#404 Bullock’s Oriole

I don’t know what it is about me and orioles: I just can’t keep track of which ones I have and haven’t seen. Last May I thought I’d seen Hooded Oriole before, but I hadn’t. What I’d seen at Starr Ranch a couple of years ago was a Scott’s. Then this January I forgot all about that Scott’s , and double counted Scotty in Union Square Park as my life Scott’s.

I eventually cleared that up, but last Sunday I did it again. I was birding with Alberto Marcone, visiting from Italy; and local birder Toni Bryant was showing us around Upper Newport Bay. She found a beautiful Bullock’s Oriole in full breeding plumage which I initially misidentified as a Hooded Oriole. Toni politely corrected me, but I still didn’t realize that this beautiful orange bird with a very distinct face pattern was a new bird for me.

In fact, I didn’t figure that out until I was checking my eBird list a few days later and noticed it showed up there as a life bird. I quickly checked back with my complete list (which includes some species from outside the eBird area, as well as a few I only saw prior to eBird’s launch) and sure enough: Bullock’s Oriole was life bird #404.
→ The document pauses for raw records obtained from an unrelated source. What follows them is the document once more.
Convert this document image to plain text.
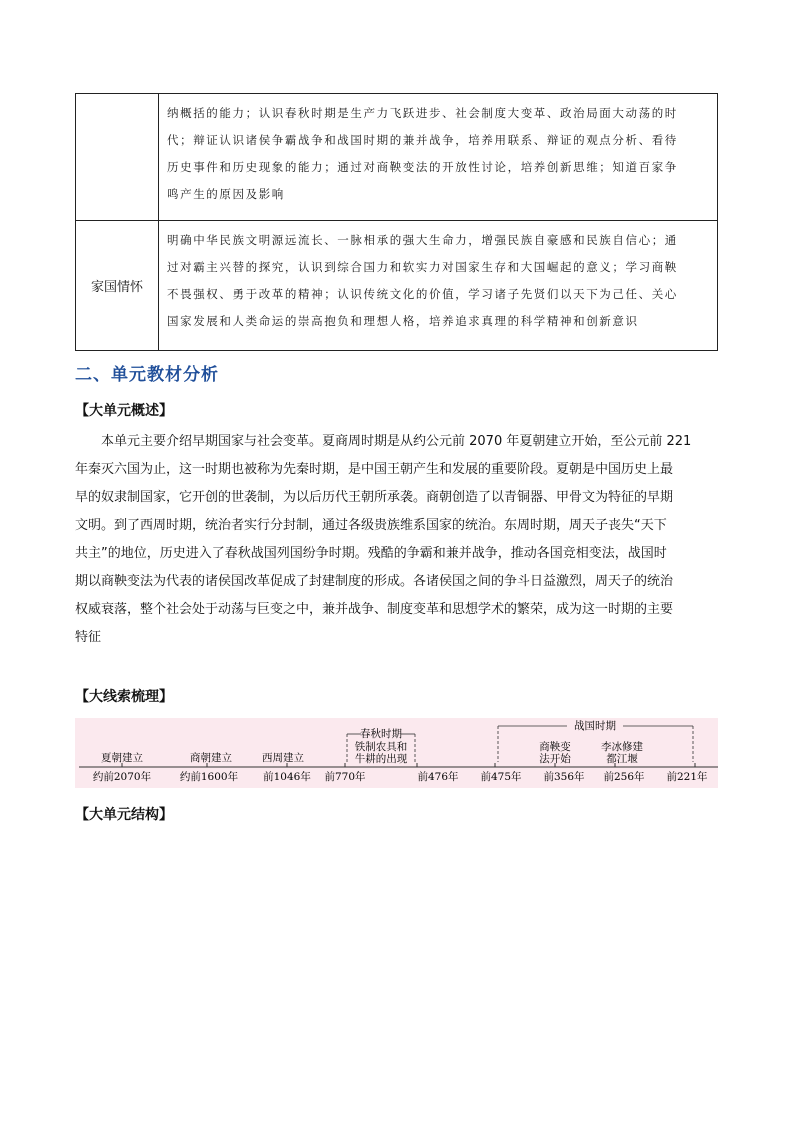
纳概括的能力；认识春秋时期是生产力飞跃进步、社会制度大变革、政治局面大动荡的时
代；辩证认识诸侯争霸战争和战国时期的兼并战争，培养用联系、辩证的观点分析、看待
历史事件和历史现象的能力；通过对商鞅变法的开放性讨论，培养创新思维；知道百家争
鸣产生的原因及影响
家国情怀
明确中华民族文明源远流长、一脉相承的强大生命力，增强民族自豪感和民族自信心；通
过对霸主兴替的探究，认识到综合国力和软实力对国家生存和大国崛起的意义；学习商鞅
不畏强权、勇于改革的精神；认识传统文化的价值，学习诸子先贤们以天下为己任、关心
国家发展和人类命运的崇高抱负和理想人格，培养追求真理的科学精神和创新意识
二、单元教材分析
【大单元概述】
　　本单元主要介绍早期国家与社会变革。夏商周时期是从约公元前 2070 年夏朝建立开始，至公元前 221
年秦灭六国为止，这一时期也被称为先秦时期，是中国王朝产生和发展的重要阶段。夏朝是中国历史上最
早的奴隶制国家，它开创的世袭制，为以后历代王朝所承袭。商朝创造了以青铜器、甲骨文为特征的早期
文明。到了西周时期，统治者实行分封制，通过各级贵族维系国家的统治。东周时期，周天子丧失“天下
共主”的地位，历史进入了春秋战国列国纷争时期。残酷的争霸和兼并战争，推动各国竞相变法，战国时
期以商鞅变法为代表的诸侯国改革促成了封建制度的形成。各诸侯国之间的争斗日益激烈，周天子的统治
权威衰落，整个社会处于动荡与巨变之中，兼并战争、制度变革和思想学术的繁荣，成为这一时期的主要
特征
【大线索梳理】
夏朝建立	商朝建立	西周建立
春秋时期
铁制农具和
牛耕的出现
战国时期
商鞅变
法开始
李冰修建
都江堰
约前2070年	约前1600年 前1046年 前770年	前476年 前475年 前356年 前256年 前221年
【大单元结构】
A little later in the afternoon Alberto and I found a Golden Plover at Bolsa Chica. This was almost certainly a Pacific Golden Plover from the location and time of year. However in non-breeding plumage it’s virtually indistinguishable from an American Golden Plover. (Both birds are possible but unlikely at this location at this time. However the Pacific Golden Plover is merely unlikely while the American Golden Plover is extremely unlikely.) I don’t think I’ll count this one just yet. More should be coming through in the Fall when the plumage is more distinguishable.
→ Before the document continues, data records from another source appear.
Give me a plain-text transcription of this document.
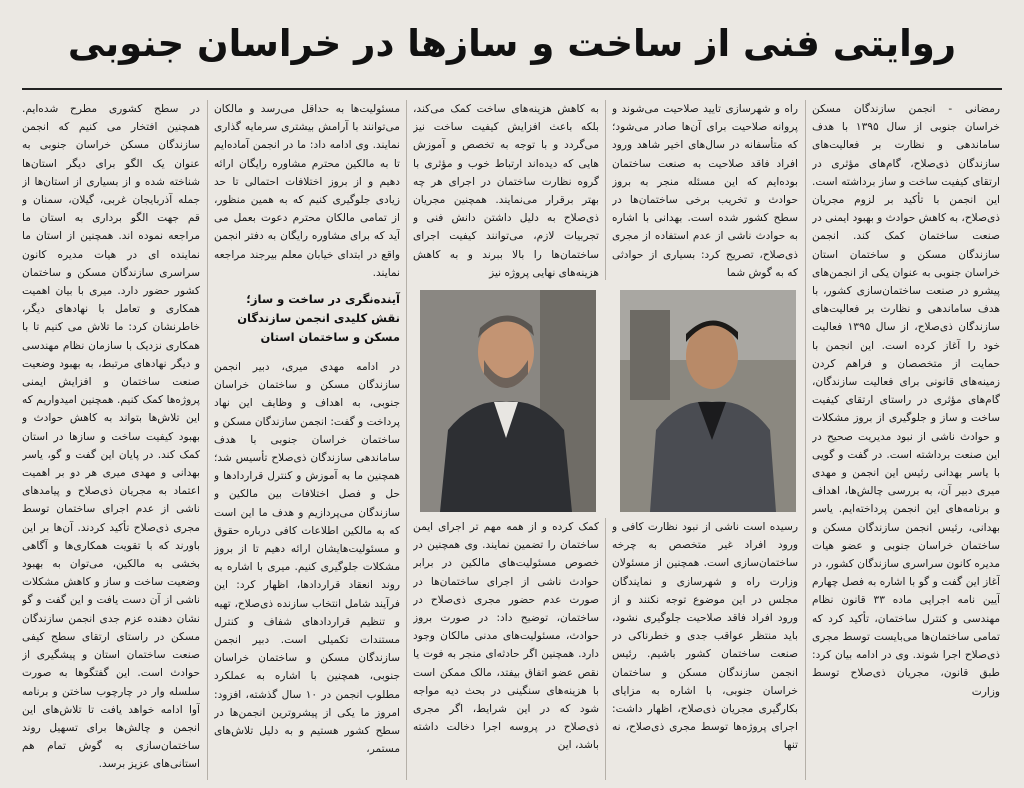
روایتی فنی از ساخت و سازها در خراسان جنوبی
رمضانی - انجمن سازندگان مسکن خراسان جنوبی از سال ۱۳۹۵ با هدف ساماندهی و نظارت بر فعالیت‌های سازندگان ذی‌صلاح، گام‌های مؤثری در ارتقای کیفیت ساخت و ساز برداشته است. این انجمن با تأکید بر لزوم مجریان ذی‌صلاح، به کاهش حوادث و بهبود ایمنی در صنعت ساختمان کمک کند. انجمن سازندگان مسکن و ساختمان استان خراسان جنوبی به عنوان یکی از انجمن‌های پیشرو در صنعت ساختمان‌سازی کشور، با هدف ساماندهی و نظارت بر فعالیت‌های سازندگان ذی‌صلاح، از سال ۱۳۹۵ فعالیت خود را آغاز کرده است. این انجمن با حمایت از متخصصان و فراهم کردن زمینه‌های قانونی برای فعالیت سازندگان، گام‌های مؤثری در راستای ارتقای کیفیت ساخت و ساز و جلوگیری از بروز مشکلات و حوادث ناشی از نبود مدیریت صحیح در این صنعت برداشته است. در گفت و گویی با یاسر بهدانی رئیس این انجمن و مهدی میری دبیر آن، به بررسی چالش‌ها، اهداف و برنامه‌های این انجمن پرداخته‌ایم. یاسر بهدانی، رئیس انجمن سازندگان مسکن و ساختمان خراسان جنوبی و عضو هیات مدیره کانون سراسری سازندگان کشور، در آغاز این گفت و گو با اشاره به فصل چهارم آیین نامه اجرایی ماده ۳۳ قانون نظام مهندسی و کنترل ساختمان، تأکید کرد که تمامی ساختمان‌ها می‌بایست توسط مجری ذی‌صلاح اجرا شوند. وی در ادامه بیان کرد: طبق قانون، مجریان ذی‌صلاح توسط وزارت
راه و شهرسازی تایید صلاحیت می‌شوند و پروانه صلاحیت برای آن‌ها صادر می‌شود؛ که متأسفانه در سال‌های اخیر شاهد ورود افراد فاقد صلاحیت به صنعت ساختمان بوده‌ایم که این مسئله منجر به بروز حوادث و تخریب برخی ساختمان‌ها در سطح کشور شده است. بهدانی با اشاره به حوادث ناشی از عدم استفاده از مجری ذی‌صلاح، تصریح کرد: بسیاری از حوادثی که به گوش شما
به کاهش هزینه‌های ساخت کمک می‌کند، بلکه باعث افزایش کیفیت ساخت نیز می‌گردد و با توجه به تخصص و آموزش هایی که دیده‌اند ارتباط خوب و مؤثری با گروه نظارت ساختمان در اجرای هر چه بهتر برقرار می‌نمایند. همچنین مجریان ذی‌صلاح به دلیل داشتن دانش فنی و تجربیات لازم، می‌توانند کیفیت اجرای ساختمان‌ها را بالا ببرند و به کاهش هزینه‌های نهایی پروژه نیز
رسیده است ناشی از نبود نظارت کافی و ورود افراد غیر متخصص به چرخه ساختمان‌سازی است. همچنین از مسئولان وزارت راه و شهرسازی و نمایندگان مجلس در این موضوع توجه نکنند و از ورود افراد فاقد صلاحیت جلوگیری نشود، باید منتظر عواقب جدی و خطرناکی در صنعت ساختمان کشور باشیم. رئیس انجمن سازندگان مسکن و ساختمان خراسان جنوبی، با اشاره به مزایای بکارگیری مجریان ذی‌صلاح، اظهار داشت: اجرای پروژه‌ها توسط مجری ذی‌صلاح، نه تنها
کمک کرده و از همه مهم تر اجرای ایمن ساختمان را تضمین نمایند. وی همچنین در خصوص مسئولیت‌های مالکین در برابر حوادث ناشی از اجرای ساختمان‌ها در صورت عدم حضور مجری ذی‌صلاح در ساختمان، توضیح داد: در صورت بروز حوادث، مسئولیت‌های مدنی مالکان وجود دارد. همچنین اگر حادثه‌ای منجر به فوت یا نقص عضو اتفاق بیفتد، مالک ممکن است با هزینه‌های سنگینی در بحث دیه مواجه شود که در این شرایط، اگر مجری ذی‌صلاح در پروسه اجرا دخالت داشته باشد، این
مسئولیت‌ها به حداقل می‌رسد و مالکان می‌توانند با آرامش بیشتری سرمایه گذاری نمایند. وی ادامه داد: ما در انجمن آماده‌ایم تا به مالکین محترم مشاوره رایگان ارائه دهیم و از بروز اختلافات احتمالی تا حد زیادی جلوگیری کنیم که به همین منظور، از تمامی مالکان محترم دعوت بعمل می آید که برای مشاوره رایگان به دفتر انجمن واقع در ابتدای خیابان معلم بیرجند مراجعه نمایند.
آینده‌نگری در ساخت و ساز؛ نقش کلیدی انجمن سازندگان مسکن و ساختمان استان
در ادامه مهدی میری، دبیر انجمن سازندگان مسکن و ساختمان خراسان جنوبی، به اهداف و وظایف این نهاد پرداخت و گفت: انجمن سازندگان مسکن و ساختمان خراسان جنوبی با هدف ساماندهی سازندگان ذی‌صلاح تأسیس شد؛ همچنین ما به آموزش و کنترل قراردادها و حل و فصل اختلافات بین مالکین و سازندگان می‌پردازیم و هدف ما این است که به مالکین اطلاعات کافی درباره حقوق و مسئولیت‌هایشان ارائه دهیم تا از بروز مشکلات جلوگیری کنیم. میری با اشاره به روند انعقاد قراردادها، اظهار کرد: این فرآیند شامل انتخاب سازنده ذی‌صلاح، تهیه و تنظیم قراردادهای شفاف و کنترل مستندات تکمیلی است. دبیر انجمن سازندگان مسکن و ساختمان خراسان جنوبی، همچنین با اشاره به عملکرد مطلوب انجمن در ۱۰ سال گذشته، افزود: امروز ما یکی از پیشروترین انجمن‌ها در سطح کشور هستیم و به دلیل تلاش‌های مستمر،
در سطح کشوری مطرح شده‌ایم. همچنین افتخار می کنیم که انجمن سازندگان مسکن خراسان جنوبی به عنوان یک الگو برای دیگر استان‌ها شناخته شده و از بسیاری از استان‌ها از جمله آذربایجان غربی، گیلان، سمنان و قم جهت الگو برداری به استان ما مراجعه نموده اند. همچنین از استان ما نماینده ای در هیات مدیره کانون سراسری سازندگان مسکن و ساختمان کشور حضور دارد. میری با بیان اهمیت همکاری و تعامل با نهادهای دیگر، خاطرنشان کرد: ما تلاش می کنیم تا با همکاری نزدیک با سازمان نظام مهندسی و دیگر نهادهای مرتبط، به بهبود وضعیت صنعت ساختمان و افزایش ایمنی پروژه‌ها کمک کنیم. همچنین امیدواریم که این تلاش‌ها بتواند به کاهش حوادث و بهبود کیفیت ساخت و سازها در استان کمک کند. در پایان این گفت و گو، یاسر بهدانی و مهدی میری هر دو بر اهمیت اعتماد به مجریان ذی‌صلاح و پیامدهای ناشی از عدم اجرای ساختمان توسط مجری ذی‌صلاح تأکید کردند. آن‌ها بر این باورند که با تقویت همکاری‌ها و آگاهی بخشی به مالکین، می‌توان به بهبود وضعیت ساخت و ساز و کاهش مشکلات ناشی از آن دست یافت و این گفت و گو نشان دهنده عزم جدی انجمن سازندگان مسکن در راستای ارتقای سطح کیفی صنعت ساختمان استان و پیشگیری از حوادث است. این گفتگوها به صورت سلسله وار در چارچوب ساختن و برنامه آوا ادامه خواهد یافت تا تلاش‌های این انجمن و چالش‌ها برای تسهیل روند ساختمان‌سازی به گوش تمام هم استانی‌های عزیز برسد.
We made one final stop at Huntington State Beach across from Bolsa Chica, and added Surf Scoter to the list. Unfortunately we didn’t succeed in finding any of Alberto’s target birds, though he did find the California Gnatcatcher the next day by himself.
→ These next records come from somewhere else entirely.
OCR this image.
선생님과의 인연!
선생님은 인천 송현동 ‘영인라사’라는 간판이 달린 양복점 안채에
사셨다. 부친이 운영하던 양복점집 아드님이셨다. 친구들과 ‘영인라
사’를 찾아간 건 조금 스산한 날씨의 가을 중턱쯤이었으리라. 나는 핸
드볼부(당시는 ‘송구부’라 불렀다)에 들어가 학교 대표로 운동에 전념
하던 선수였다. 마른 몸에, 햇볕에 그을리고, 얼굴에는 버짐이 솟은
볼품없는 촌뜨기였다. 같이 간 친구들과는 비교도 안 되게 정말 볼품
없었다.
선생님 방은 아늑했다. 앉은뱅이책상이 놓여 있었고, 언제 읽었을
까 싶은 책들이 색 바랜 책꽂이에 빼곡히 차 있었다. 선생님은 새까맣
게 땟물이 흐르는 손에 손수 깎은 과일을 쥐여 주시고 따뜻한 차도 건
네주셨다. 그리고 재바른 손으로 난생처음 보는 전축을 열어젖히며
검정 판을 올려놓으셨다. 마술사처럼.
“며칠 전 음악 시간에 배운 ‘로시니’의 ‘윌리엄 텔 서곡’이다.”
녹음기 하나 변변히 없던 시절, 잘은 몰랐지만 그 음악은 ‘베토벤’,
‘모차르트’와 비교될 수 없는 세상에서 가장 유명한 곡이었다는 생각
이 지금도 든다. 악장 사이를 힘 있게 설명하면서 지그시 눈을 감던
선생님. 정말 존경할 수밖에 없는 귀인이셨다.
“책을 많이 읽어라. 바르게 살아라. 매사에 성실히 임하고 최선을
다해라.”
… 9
Total species count was 66:

  • American Wigeon
  • Mallard
  • Cinnamon Teal
  • Northern Shoveler
  • Lesser Scaup
  • Surf Scoter
  • Bufflehead
  • Pied-billed Grebe
  • Horned Grebe
  • Brown Pelican
  • Brandt’s Cormorant
  • Double-crested Cormorant
  • Great Blue Heron
  • Great Egret
  • Snowy Egret
  • Black-crowned Night-Heron
  • American Kestrel
  • American Coot
  • Black-bellied Plover
  • Pacific Golden-Plover
  • Semipalmated Plover
  • American Avocet
  • Greater Yellowlegs
  • Willet
  • Lesser Yellowlegs
  • Long-billed Curlew
  • Marbled Godwit
  • Ruddy Turnstone
  • Sanderling
  • Western Sandpiper
  • Least Sandpiper
  • Dunlin
  • Long-billed Dowitcher
  • Ring-billed Gull
  • California Gull
  • Western Gull
  • Forster’s Tern
  • Royal Tern
  • Rock Pigeon
  • Mourning Dove
  • American Crow
  • European Starling
  • Common Yellowthroat
  • Savannah Sparrow (Belding’s)
  • Song Sparrow
  • Red-winged Blackbird
  • House Finch
  • Mallard
  • Blue-winged Teal
  • Green-winged Teal
  • Ruddy Duck
  • Osprey
  • Northern Harrier
  • Caspian Tern
  • Royal Tern
  • Black Skimmer
  • Rufous/Allen’s Hummingbird
  • Belted Kingfisher
  • Cassin’s Kingbird
  • Common Raven
  • Bushtit
  • Yellow-rumped Warbler (Audubon’s)
  • California Towhee
  • Hooded Oriole
  • Bullock’s Oriole
  • Lesser Goldfinch

Not bad considering that we didn’t get started till about 1:00 in the afternoon. If we could have started at 6:00, visited one of the sites up in the hills like Santiago Oaks, and maybe added the freshwater at San Joaquin, we probably could have cracked 100 for the day.